Bloomberg quoted Loomis Sayles senior analyst Feng Zhiwei (transliteration) said: "Country Garden appears on the rescue list of all regulators, from project loans to bond issuance. Its US dollar bonds are also the most liquidity in the market.One of the best, so it also reflects the market views of different investors. "

The relaxation of the signal of the Chinese epidemic prevention policy has also stimulated the continued rise of Chinese housing companies' stock debt on Monday.Among them, Country Garden's US dollar bonds and stocks have led the rise in early trading.Earlier, China's firm zero -zero policy plunged the economy, and at the same time triggered rare protests in China.

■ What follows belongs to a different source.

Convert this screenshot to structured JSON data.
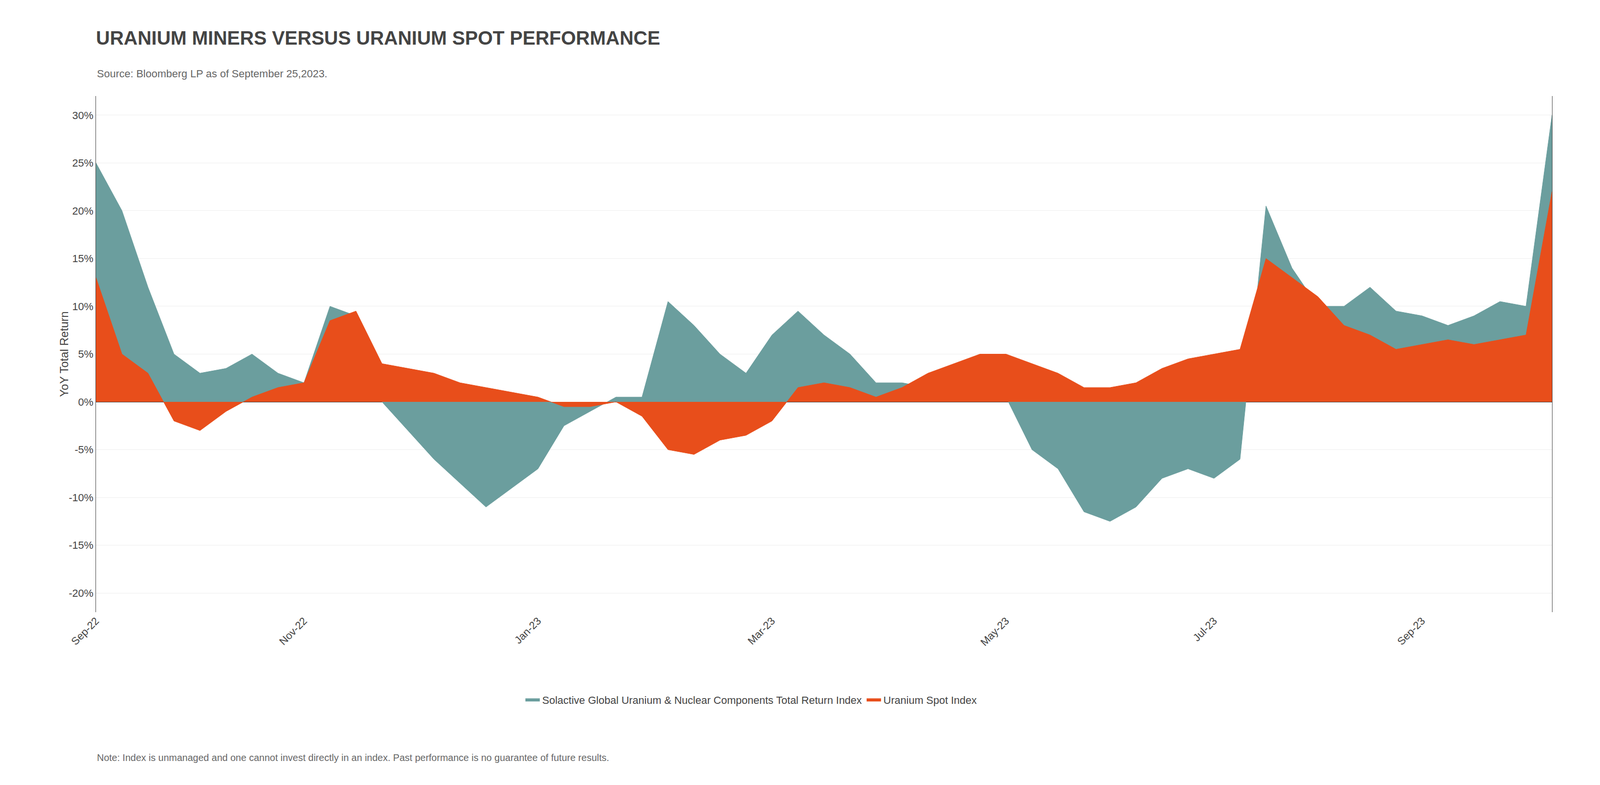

The reaction of the stock market is also quite fierce.In the past month, Country Garden Hong Kong stocks have performed among the BI Chinese Real Estate Index with a increase of about 140%, and the BI Real Estate Index has risen more than 51%at the same time.Country Garden set a record low at the end of October, and so far, the rebound has reached about 200%.

Since November, China's financial regulatory authorities have launched 16 new policies for real estate financing.Real estate enterprises have continued to advance the issuance of bonds, and China debt credit enhanced companies issued a letter of credit for credit issuance to some housing companies.State -owned banks such as ICBC and other state -owned banks continued to release warmth to housing companies, and promised to provide hundreds of billions of yuan in credit.The China Securities Regulatory Commission has ended a long -term ban on equity financing of housing enterprises.

Meng Ting (transliteration), senior credit analyst of Australia and New Bank, predicts that the bonds of high -quality developers will continue to rebound with the support of government and commercial banks in the first half of next year, but investors still need to act with cautionPay close attention to the sales of new houses in the second half of next year.